Mack primarily produces her films using a 16 millimeter Bolex camera. Mack stated in an interview that "[She] chose to work in film because the material renders color and texture in a way that resonates with a lot of [her] work”. Many of Jodie Mack's films are stop motion animations that feature everyday fabrics and textiles or recycled materials like magazine clippings or newspaper scraps.

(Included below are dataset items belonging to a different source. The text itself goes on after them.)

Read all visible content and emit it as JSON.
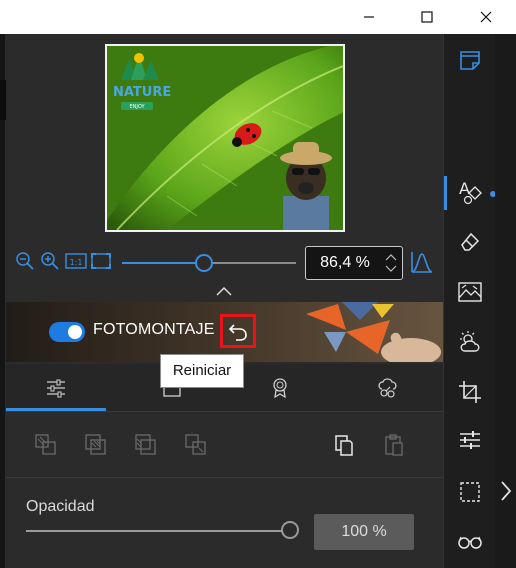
{
  "window": {
    "minimize_label": "Minimize",
    "maximize_label": "Maximize",
    "close_label": "Close"
  },
  "preview": {
    "logo_text": "NATURE",
    "logo_subtext": "ENJOY"
  },
  "zoom": {
    "value": "86,4 %",
    "slider_fraction": 0.47
  },
  "layer": {
    "toggle_on": true,
    "title": "FOTOMONTAJE",
    "tooltip": "Reiniciar"
  },
  "tabs": [
    {
      "icon": "sliders-icon",
      "active": true
    },
    {
      "icon": "image-frame-icon",
      "active": false
    },
    {
      "icon": "badge-icon",
      "active": false
    },
    {
      "icon": "effects-icon",
      "active": false
    }
  ],
  "arrange": {
    "buttons": [
      {
        "icon": "bring-to-front-icon",
        "enabled": false
      },
      {
        "icon": "bring-forward-icon",
        "enabled": false
      },
      {
        "icon": "send-backward-icon",
        "enabled": false
      },
      {
        "icon": "send-to-back-icon",
        "enabled": false
      },
      {
        "icon": "copy-icon",
        "enabled": true
      },
      {
        "icon": "paste-icon",
        "enabled": false
      }
    ]
  },
  "opacity": {
    "label": "Opacidad",
    "value": "100 %",
    "fraction": 1.0
  },
  "toolbar": {
    "tools": [
      "notes-edit-icon",
      "text-shapes-icon",
      "eraser-icon",
      "landscape-icon",
      "weather-icon",
      "crop-icon",
      "adjust-sliders-icon",
      "selection-icon",
      "glasses-icon"
    ]
  },
  "colors": {
    "accent": "#3a8ee0",
    "highlight_border": "#e8141a"
  }
}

===Festivals and presentations===
Macks' films have appeared at the following festivals: Images Festival, Ann Arbor Film Festival, International Film Festival Rotterdam, Edinburgh International Film Festival, Views From the Avant Garde at the New York Film Festival. Her work has also appeared at: Anthology Film Archives, Los Angeles Filmforum, and the Northwest Film Forum.

===Work===
- Yard work is hard work (2008)
- Dusty stacks of Mom (2013) is a documentary/musical performance on her mother's failing rock and roll merchandise business. The film was performed at Rotterdam, RIDM and True/False.
- New fancy foils
- Undertone overture
- The Grand Bizarre (2020)
- Wasteland No. 3: Moons, sons (2021)
- Ultraviolet (2024) at Light Matter Film Festival, Alfred, New York.